Turns out the answer is sending dd
a signal to output progress. To send the INFO (USR1 in Linux) signal to dd
, use pkill
to send a signal to the first matched dd
process:
pkill -USR1 -n -x dd
After sending the INFO/USR1 signal, dd
will output the progress on stderr.
Even though this is not in the manual page (man dd
), it is part of the info pages (info coreutils dd
):
Sending an 'INFO' signal to a running `dd' process makes it print I/O statistics to standard error and then resume copying. In the example below, 'dd' is run in the background to copy 10 million blocks. The 'kill' command makes it output intermediate I/O statistics, and when 'dd' completes normally or is killed by the 'SIGINT' signal, it outputs the final statistics.
To get a read-out every 30 seconds, I opened another terminal and started:
watch -n 30 'pkill -USR1 -n -x dd'
Update: archeydevil commented on the use of pidof
and pointed out the preferred use of pkill
. I've changed the examples above to reflect this. The old examples were:
kill -USR1 `pidof -s dd`
watch -n 30 "kill -USR1 `pidof -s dd`"
Please note that the new examples will check for the PID multiple times, so this means that if a new dd
is started with another PID it will be picked up and sent USR1 signals (-n
is short for --newest
). You could use kill
in combination with pgrep
to do a single lookup of the PID and give that to watch like so:
watch -n 30 "kill -USR1 `pgrep -x -n dd`"

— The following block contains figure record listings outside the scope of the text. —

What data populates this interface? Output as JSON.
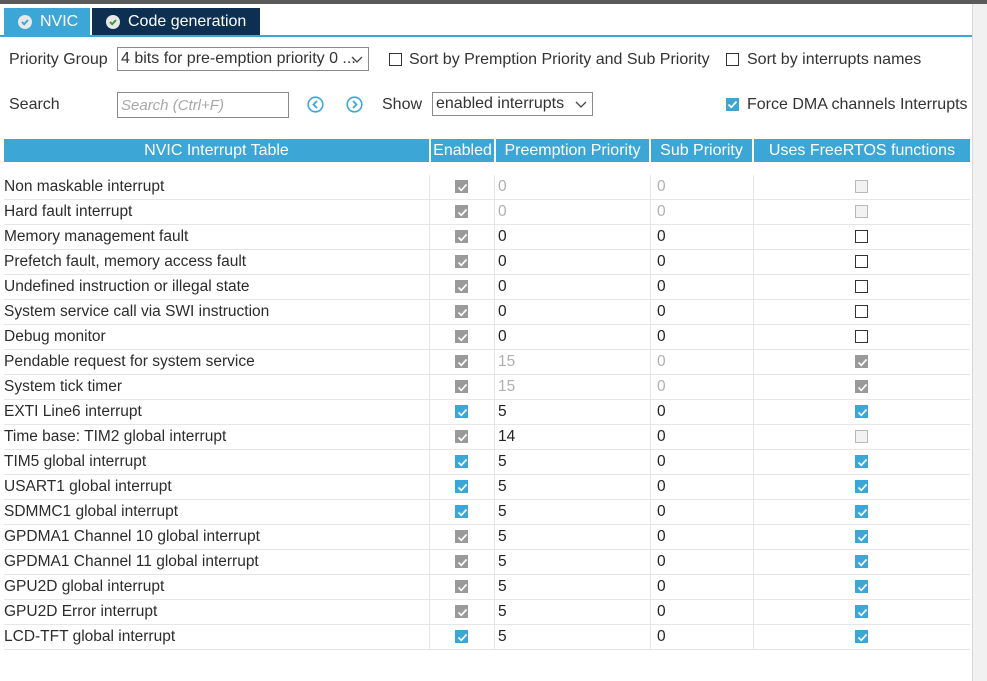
{
  "tabs": [
    {
      "label": "NVIC",
      "icon": "check-circle-icon",
      "color": "#3ca7d6"
    },
    {
      "label": "Code generation",
      "icon": "check-circle-icon",
      "color": "#0d2f52"
    }
  ],
  "toolbar": {
    "priority_group_label": "Priority Group",
    "priority_group_value": "4 bits for pre-emption priority 0 ...",
    "sort_premption_label": "Sort by Premption Priority and Sub Priority",
    "sort_premption_checked": false,
    "sort_names_label": "Sort by interrupts names",
    "sort_names_checked": false,
    "search_label": "Search",
    "search_placeholder": "Search (Ctrl+F)",
    "show_label": "Show",
    "show_value": "enabled interrupts",
    "force_dma_label": "Force DMA channels Interrupts",
    "force_dma_checked": true
  },
  "table": {
    "headers": [
      "NVIC Interrupt Table",
      "Enabled",
      "Preemption Priority",
      "Sub Priority",
      "Uses FreeRTOS functions"
    ],
    "rows": [
      {
        "name": "Non maskable interrupt",
        "enabled": "gray-on",
        "pre": "0",
        "sub": "0",
        "dim": true,
        "freertos": "dis-off"
      },
      {
        "name": "Hard fault interrupt",
        "enabled": "gray-on",
        "pre": "0",
        "sub": "0",
        "dim": true,
        "freertos": "dis-off"
      },
      {
        "name": "Memory management fault",
        "enabled": "gray-on",
        "pre": "0",
        "sub": "0",
        "dim": false,
        "freertos": "off"
      },
      {
        "name": "Prefetch fault, memory access fault",
        "enabled": "gray-on",
        "pre": "0",
        "sub": "0",
        "dim": false,
        "freertos": "off"
      },
      {
        "name": "Undefined instruction or illegal state",
        "enabled": "gray-on",
        "pre": "0",
        "sub": "0",
        "dim": false,
        "freertos": "off"
      },
      {
        "name": "System service call via SWI instruction",
        "enabled": "gray-on",
        "pre": "0",
        "sub": "0",
        "dim": false,
        "freertos": "off"
      },
      {
        "name": "Debug monitor",
        "enabled": "gray-on",
        "pre": "0",
        "sub": "0",
        "dim": false,
        "freertos": "off"
      },
      {
        "name": "Pendable request for system service",
        "enabled": "gray-on",
        "pre": "15",
        "sub": "0",
        "dim": true,
        "freertos": "gray-on"
      },
      {
        "name": "System tick timer",
        "enabled": "gray-on",
        "pre": "15",
        "sub": "0",
        "dim": true,
        "freertos": "gray-on"
      },
      {
        "name": "EXTI Line6 interrupt",
        "enabled": "blue-on",
        "pre": "5",
        "sub": "0",
        "dim": false,
        "freertos": "blue-on"
      },
      {
        "name": "Time base: TIM2 global interrupt",
        "enabled": "gray-on",
        "pre": "14",
        "sub": "0",
        "dim": false,
        "freertos": "dis-off"
      },
      {
        "name": "TIM5 global interrupt",
        "enabled": "blue-on",
        "pre": "5",
        "sub": "0",
        "dim": false,
        "freertos": "blue-on"
      },
      {
        "name": "USART1 global interrupt",
        "enabled": "blue-on",
        "pre": "5",
        "sub": "0",
        "dim": false,
        "freertos": "blue-on"
      },
      {
        "name": "SDMMC1 global interrupt",
        "enabled": "blue-on",
        "pre": "5",
        "sub": "0",
        "dim": false,
        "freertos": "blue-on"
      },
      {
        "name": "GPDMA1 Channel 10 global interrupt",
        "enabled": "gray-on",
        "pre": "5",
        "sub": "0",
        "dim": false,
        "freertos": "blue-on"
      },
      {
        "name": "GPDMA1 Channel 11 global interrupt",
        "enabled": "gray-on",
        "pre": "5",
        "sub": "0",
        "dim": false,
        "freertos": "blue-on"
      },
      {
        "name": "GPU2D global interrupt",
        "enabled": "gray-on",
        "pre": "5",
        "sub": "0",
        "dim": false,
        "freertos": "blue-on"
      },
      {
        "name": "GPU2D Error interrupt",
        "enabled": "gray-on",
        "pre": "5",
        "sub": "0",
        "dim": false,
        "freertos": "blue-on"
      },
      {
        "name": "LCD-TFT global interrupt",
        "enabled": "blue-on",
        "pre": "5",
        "sub": "0",
        "dim": false,
        "freertos": "blue-on"
      }
    ]
  },
  "colors": {
    "accent": "#3ca7d6",
    "tab_dark": "#0d2f52",
    "checkbox_gray": "#9a9a9a"
  }
}
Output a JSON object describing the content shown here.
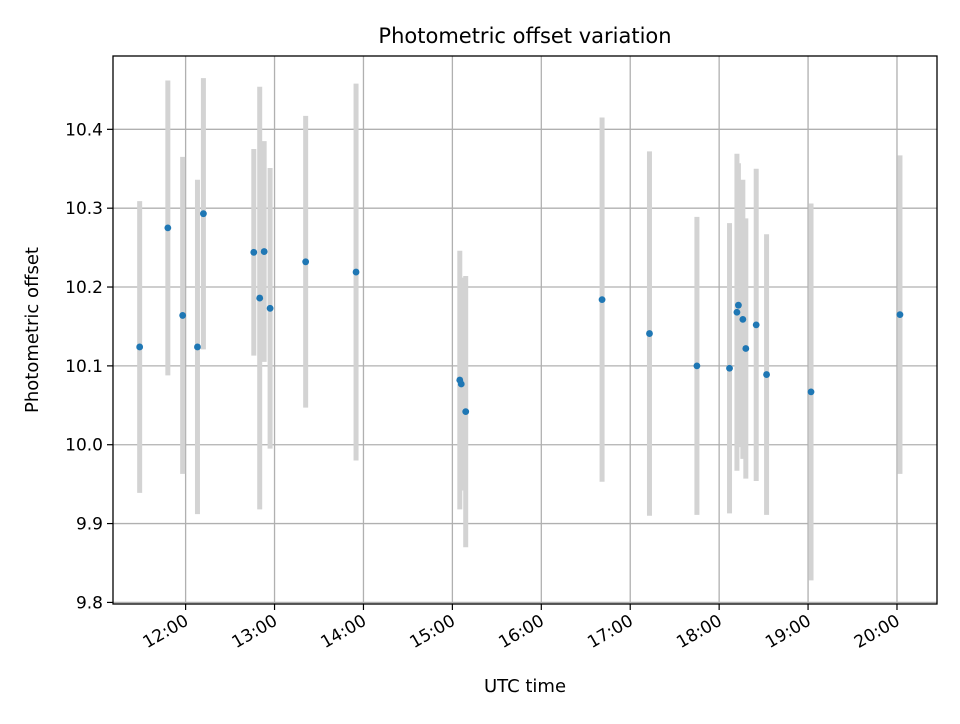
{
  "chart_data": {
    "type": "scatter",
    "title": "Photometric offset variation",
    "xlabel": "UTC time",
    "ylabel": "Photometric offset",
    "xlim": [
      "11:11",
      "20:27"
    ],
    "ylim": [
      9.798,
      10.493
    ],
    "x_ticks": [
      "12:00",
      "13:00",
      "14:00",
      "15:00",
      "16:00",
      "17:00",
      "18:00",
      "19:00",
      "20:00"
    ],
    "y_ticks": [
      "9.8",
      "9.9",
      "10.0",
      "10.1",
      "10.2",
      "10.3",
      "10.4"
    ],
    "grid": true,
    "marker_color": "#1f77b4",
    "errorbar_color": "#d3d3d3",
    "series": [
      {
        "points": [
          {
            "x": "11:29",
            "y": 10.124,
            "err": 0.185
          },
          {
            "x": "11:48",
            "y": 10.275,
            "err": 0.187
          },
          {
            "x": "11:58",
            "y": 10.164,
            "err": 0.201
          },
          {
            "x": "12:08",
            "y": 10.124,
            "err": 0.212
          },
          {
            "x": "12:12",
            "y": 10.293,
            "err": 0.172
          },
          {
            "x": "12:46",
            "y": 10.244,
            "err": 0.131
          },
          {
            "x": "12:50",
            "y": 10.186,
            "err": 0.268
          },
          {
            "x": "12:53",
            "y": 10.245,
            "err": 0.14
          },
          {
            "x": "12:57",
            "y": 10.173,
            "err": 0.178
          },
          {
            "x": "13:21",
            "y": 10.232,
            "err": 0.185
          },
          {
            "x": "13:55",
            "y": 10.219,
            "err": 0.239
          },
          {
            "x": "15:05",
            "y": 10.082,
            "err": 0.164
          },
          {
            "x": "15:06",
            "y": 10.077,
            "err": 0.135
          },
          {
            "x": "15:09",
            "y": 10.042,
            "err": 0.172
          },
          {
            "x": "16:41",
            "y": 10.184,
            "err": 0.231
          },
          {
            "x": "17:13",
            "y": 10.141,
            "err": 0.231
          },
          {
            "x": "17:45",
            "y": 10.1,
            "err": 0.189
          },
          {
            "x": "18:07",
            "y": 10.097,
            "err": 0.184
          },
          {
            "x": "18:12",
            "y": 10.168,
            "err": 0.201
          },
          {
            "x": "18:13",
            "y": 10.177,
            "err": 0.18
          },
          {
            "x": "18:16",
            "y": 10.159,
            "err": 0.177
          },
          {
            "x": "18:18",
            "y": 10.122,
            "err": 0.165
          },
          {
            "x": "18:25",
            "y": 10.152,
            "err": 0.198
          },
          {
            "x": "18:32",
            "y": 10.089,
            "err": 0.178
          },
          {
            "x": "19:02",
            "y": 10.067,
            "err": 0.239
          },
          {
            "x": "20:02",
            "y": 10.165,
            "err": 0.202
          }
        ]
      }
    ]
  }
}
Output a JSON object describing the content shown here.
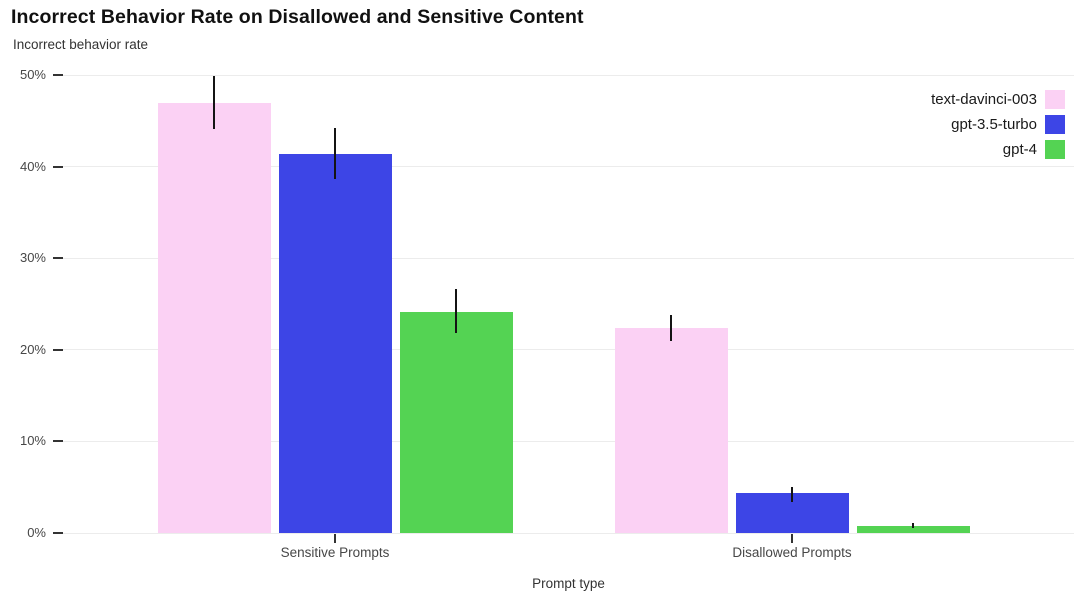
{
  "chart_data": {
    "type": "bar",
    "title": "Incorrect Behavior Rate on Disallowed and Sensitive Content",
    "subtitle": "Incorrect behavior rate",
    "xlabel": "Prompt type",
    "ylabel": "Incorrect behavior rate",
    "categories": [
      "Sensitive Prompts",
      "Disallowed Prompts"
    ],
    "series": [
      {
        "name": "text-davinci-003",
        "color": "#fbd1f4",
        "values": [
          46.9,
          22.4
        ],
        "error_low": [
          44.1,
          21.0
        ],
        "error_high": [
          49.9,
          23.8
        ]
      },
      {
        "name": "gpt-3.5-turbo",
        "color": "#3d45e6",
        "values": [
          41.4,
          4.4
        ],
        "error_low": [
          38.6,
          3.4
        ],
        "error_high": [
          44.2,
          5.0
        ]
      },
      {
        "name": "gpt-4",
        "color": "#54d353",
        "values": [
          24.1,
          0.8
        ],
        "error_low": [
          21.8,
          0.5
        ],
        "error_high": [
          26.6,
          1.1
        ]
      }
    ],
    "ylim": [
      0,
      50
    ],
    "ytick_step": 10,
    "ytick_suffix": "%",
    "grid": "horizontal-only",
    "gridline_color": "#ececec",
    "error_bar_color": "#141414",
    "legend_position": "top-right-inside"
  }
}
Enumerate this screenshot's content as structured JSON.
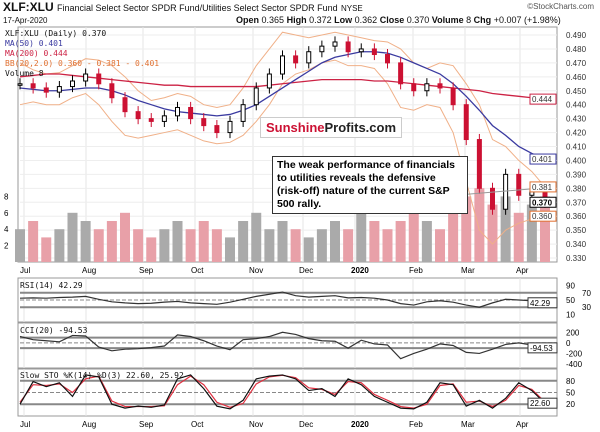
{
  "header": {
    "symbol": "XLF:XLU",
    "name": "Financial Select Sector SPDR Fund/Utilities Select Sector SPDR Fund",
    "exchange": "NYSE",
    "date": "17-Apr-2020",
    "brand": "©StockCharts.com",
    "open_label": "Open",
    "open": "0.365",
    "high_label": "High",
    "high": "0.372",
    "low_label": "Low",
    "low": "0.362",
    "close_label": "Close",
    "close": "0.370",
    "volume_label": "Volume",
    "volume": "8",
    "chg_label": "Chg",
    "chg": "+0.007 (+1.98%)"
  },
  "legend": {
    "main": "XLF:XLU (Daily) 0.370",
    "ma50": "MA(50) 0.401",
    "ma200": "MA(200) 0.444",
    "bb": "BB(20,2.0) 0.360 - 0.381 - 0.401",
    "vol": "Volume 8"
  },
  "logo": {
    "part1": "Sunshine",
    "part2": "Profits.com"
  },
  "annotation": "The weak performance of financials to utilities reveals the defensive (risk-off) nature of the current S&P 500 rally.",
  "colors": {
    "up": "#000000",
    "down": "#cc1133",
    "ma50": "#3a3aa0",
    "ma200": "#cc2244",
    "bb": "#f0b088",
    "vol_up": "#aaaaaa",
    "vol_down": "#e8a0a8"
  },
  "chart_data": [
    {
      "type": "line",
      "title": "XLF:XLU (Daily)",
      "ylim": [
        0.33,
        0.49
      ],
      "yticks": [
        "0.490",
        "0.480",
        "0.470",
        "0.460",
        "0.450",
        "0.440",
        "0.430",
        "0.420",
        "0.410",
        "0.400",
        "0.390",
        "0.380",
        "0.370",
        "0.360",
        "0.350",
        "0.340",
        "0.330"
      ],
      "ylabels_marked": {
        "ma200": "0.444",
        "ma50": "0.401",
        "bb_upper": "0.381",
        "close": "0.370",
        "bb_lower": "0.360"
      },
      "volume_ticks": [
        "8",
        "6",
        "4",
        "2"
      ],
      "xticks": [
        "Jul",
        "Aug",
        "Sep",
        "Oct",
        "Nov",
        "Dec",
        "2020",
        "Feb",
        "Mar",
        "Apr"
      ],
      "close": [
        0.455,
        0.452,
        0.449,
        0.453,
        0.457,
        0.462,
        0.455,
        0.445,
        0.435,
        0.43,
        0.428,
        0.432,
        0.438,
        0.43,
        0.425,
        0.42,
        0.428,
        0.44,
        0.452,
        0.462,
        0.475,
        0.47,
        0.478,
        0.482,
        0.485,
        0.478,
        0.48,
        0.476,
        0.47,
        0.455,
        0.45,
        0.455,
        0.452,
        0.44,
        0.415,
        0.38,
        0.365,
        0.39,
        0.375,
        0.378,
        0.37
      ],
      "ma50": [
        0.452,
        0.451,
        0.45,
        0.45,
        0.451,
        0.452,
        0.452,
        0.45,
        0.447,
        0.443,
        0.44,
        0.437,
        0.435,
        0.434,
        0.433,
        0.432,
        0.433,
        0.436,
        0.44,
        0.446,
        0.452,
        0.458,
        0.464,
        0.47,
        0.474,
        0.476,
        0.478,
        0.478,
        0.477,
        0.474,
        0.47,
        0.466,
        0.462,
        0.455,
        0.446,
        0.436,
        0.425,
        0.418,
        0.41,
        0.405,
        0.401
      ],
      "ma200": [
        0.46,
        0.461,
        0.462,
        0.462,
        0.461,
        0.46,
        0.459,
        0.458,
        0.457,
        0.456,
        0.455,
        0.454,
        0.454,
        0.453,
        0.453,
        0.453,
        0.453,
        0.453,
        0.453,
        0.454,
        0.455,
        0.456,
        0.457,
        0.458,
        0.458,
        0.458,
        0.458,
        0.457,
        0.457,
        0.456,
        0.455,
        0.454,
        0.453,
        0.452,
        0.451,
        0.45,
        0.448,
        0.447,
        0.446,
        0.445,
        0.444
      ],
      "bb_upper": [
        0.47,
        0.465,
        0.462,
        0.463,
        0.468,
        0.473,
        0.472,
        0.468,
        0.46,
        0.45,
        0.443,
        0.445,
        0.448,
        0.446,
        0.44,
        0.438,
        0.44,
        0.452,
        0.468,
        0.48,
        0.492,
        0.49,
        0.488,
        0.49,
        0.492,
        0.49,
        0.488,
        0.486,
        0.485,
        0.48,
        0.47,
        0.466,
        0.47,
        0.468,
        0.455,
        0.44,
        0.415,
        0.41,
        0.4,
        0.392,
        0.381
      ],
      "bb_lower": [
        0.44,
        0.442,
        0.44,
        0.44,
        0.445,
        0.448,
        0.44,
        0.428,
        0.418,
        0.416,
        0.418,
        0.42,
        0.422,
        0.418,
        0.414,
        0.412,
        0.413,
        0.418,
        0.428,
        0.44,
        0.455,
        0.462,
        0.465,
        0.47,
        0.472,
        0.468,
        0.468,
        0.466,
        0.455,
        0.438,
        0.436,
        0.44,
        0.438,
        0.42,
        0.385,
        0.35,
        0.34,
        0.35,
        0.355,
        0.358,
        0.36
      ],
      "volume": [
        4,
        5,
        3,
        4,
        6,
        5,
        4,
        5,
        6,
        4,
        3,
        4,
        5,
        4,
        5,
        4,
        3,
        5,
        6,
        4,
        5,
        4,
        3,
        4,
        5,
        4,
        6,
        5,
        4,
        5,
        6,
        5,
        4,
        6,
        8,
        9,
        7,
        8,
        6,
        7,
        8
      ]
    },
    {
      "type": "line",
      "title": "RSI(14) 42.29",
      "ylim": [
        0,
        100
      ],
      "yticks": [
        "90",
        "70",
        "50",
        "30",
        "10"
      ],
      "last": "42.29",
      "values": [
        55,
        56,
        55,
        57,
        58,
        60,
        52,
        45,
        42,
        40,
        41,
        44,
        46,
        42,
        40,
        38,
        44,
        52,
        60,
        66,
        72,
        62,
        58,
        60,
        62,
        56,
        57,
        55,
        50,
        40,
        36,
        45,
        48,
        44,
        36,
        30,
        42,
        52,
        50,
        48,
        42.29
      ]
    },
    {
      "type": "line",
      "title": "CCI(20) -94.53",
      "ylim": [
        -400,
        300
      ],
      "yticks": [
        "200",
        "0",
        "-200",
        "-400"
      ],
      "last": "-94.53",
      "values": [
        120,
        60,
        40,
        20,
        140,
        130,
        -80,
        -150,
        -120,
        -110,
        -90,
        -60,
        150,
        120,
        40,
        -60,
        -130,
        60,
        80,
        120,
        200,
        160,
        80,
        40,
        30,
        -100,
        50,
        -20,
        -40,
        -300,
        -200,
        -120,
        -20,
        -50,
        -180,
        -200,
        -120,
        -30,
        0,
        -40,
        -94.53
      ]
    },
    {
      "type": "line",
      "title": "Slow STO %K(14) %D(3) 22.60, 25.92",
      "ylim": [
        0,
        100
      ],
      "yticks": [
        "80",
        "50",
        "20"
      ],
      "last": "22.60",
      "k": [
        20,
        78,
        65,
        75,
        40,
        95,
        90,
        20,
        10,
        15,
        12,
        18,
        85,
        95,
        60,
        15,
        8,
        30,
        85,
        92,
        95,
        85,
        55,
        60,
        40,
        85,
        70,
        40,
        25,
        10,
        8,
        25,
        75,
        70,
        15,
        30,
        10,
        35,
        75,
        55,
        22.6
      ],
      "d": [
        25,
        70,
        68,
        72,
        50,
        85,
        92,
        28,
        14,
        14,
        14,
        16,
        70,
        92,
        70,
        25,
        12,
        22,
        72,
        90,
        94,
        88,
        62,
        58,
        45,
        78,
        75,
        45,
        30,
        14,
        10,
        20,
        68,
        72,
        25,
        28,
        14,
        30,
        68,
        58,
        25.92
      ]
    }
  ]
}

Which would means that you would be sending a USR1 signal to any process taking the that PID number as soon as the kernel decides it needs it again. In hindsight I think sending it to new dd
commands is probably the best solution.
Update: I've been told that some terminals will send an INFO signal when you hit CTRL+T
. However, I have not been able to reproduce this.